EU approves Sony's acquisition of part of EMI
BRUSSELS (AP) -- The European Union's competition regulator on Thursday approved the acquisition of part of famous British music company EMI by a group of investors led by Sony.
Sony/ATV, a joint venture between Sony Corp. and the Michael Jackson estate, and several investment funds including United Arab Emirates-based Mubadala Development Co. in November offered $2.2 billion for EMI Music's publishing businesses.
EMI's publishing arm manages the rights to songs of popular artists like Amy Winehouse, Regina Spektor and Rihanna.
To get approval for the deal from the European Commission, the buyers promised to sell the publishing rights to several music catalogues as well as the works of 12 artists, including Ozzy Osbourne, Robbie Williams, and Ben Harper.
During its review of the deal, the Commission found that without the sale of those rights, Sony/ATV would have been able to control the online licensing of Anglo-American chart hits in Europe.

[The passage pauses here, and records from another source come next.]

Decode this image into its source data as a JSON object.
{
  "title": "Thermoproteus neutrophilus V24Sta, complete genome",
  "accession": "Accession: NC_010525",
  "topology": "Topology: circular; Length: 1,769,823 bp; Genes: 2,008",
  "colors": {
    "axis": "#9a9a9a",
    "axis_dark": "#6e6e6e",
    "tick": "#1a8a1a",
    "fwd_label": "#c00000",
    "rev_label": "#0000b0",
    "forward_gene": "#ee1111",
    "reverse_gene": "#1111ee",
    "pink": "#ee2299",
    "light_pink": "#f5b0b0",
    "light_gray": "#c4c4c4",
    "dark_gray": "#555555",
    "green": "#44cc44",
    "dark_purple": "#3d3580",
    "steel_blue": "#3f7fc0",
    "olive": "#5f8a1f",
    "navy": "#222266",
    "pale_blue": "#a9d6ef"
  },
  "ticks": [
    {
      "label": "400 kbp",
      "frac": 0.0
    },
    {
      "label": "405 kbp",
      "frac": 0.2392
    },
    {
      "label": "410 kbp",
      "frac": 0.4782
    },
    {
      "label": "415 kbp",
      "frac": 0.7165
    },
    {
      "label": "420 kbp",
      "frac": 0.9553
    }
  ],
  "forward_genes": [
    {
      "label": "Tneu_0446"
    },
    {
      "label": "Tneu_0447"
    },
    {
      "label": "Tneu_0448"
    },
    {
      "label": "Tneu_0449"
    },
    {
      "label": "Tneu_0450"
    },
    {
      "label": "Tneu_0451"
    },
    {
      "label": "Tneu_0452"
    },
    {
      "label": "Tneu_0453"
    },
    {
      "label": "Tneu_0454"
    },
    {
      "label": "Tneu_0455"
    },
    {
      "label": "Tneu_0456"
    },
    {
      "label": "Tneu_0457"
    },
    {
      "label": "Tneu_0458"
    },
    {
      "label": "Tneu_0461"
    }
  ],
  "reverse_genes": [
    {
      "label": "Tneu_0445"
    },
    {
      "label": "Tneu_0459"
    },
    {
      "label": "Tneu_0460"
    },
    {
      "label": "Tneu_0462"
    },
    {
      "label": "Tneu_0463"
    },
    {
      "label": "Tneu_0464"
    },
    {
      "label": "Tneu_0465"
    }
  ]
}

"Sony and Mubadala have offered to divest valuable and attractive catalogues containing bestselling titles as well as works of successful and promising authors," said Competition Commissioner Joaquin Almunia. He added the sale of the publishing rights to those works would ensure "consumer choice and cultural diversity."
Rivals such Warner Music and smaller independent music labels, have warned that the deal would make Sony and Universal Music, which is buying the rest of EMI, overly dominant players in the music industry.
Helen Smith, Executive Chairman of Impala, the trade association for independent music labels, criticized the Commission's findings, saying the decision was "bad news for Europe's publishers and writers, as well as for collecting societies and any label or online service which needs to be able to rely on fair terms to use music."
In March, the European Commission opened an in-depth investigation into the Universal deal, warning that its acquisition of EMI's recorded-music arm could hurt customers and other market players.
EMI, which became famous for recording The Beatles, was put up for sale by Citigroup last summer, after the bank foreclosed on private-equity firm Terra Firma, which bought the music company in 2007.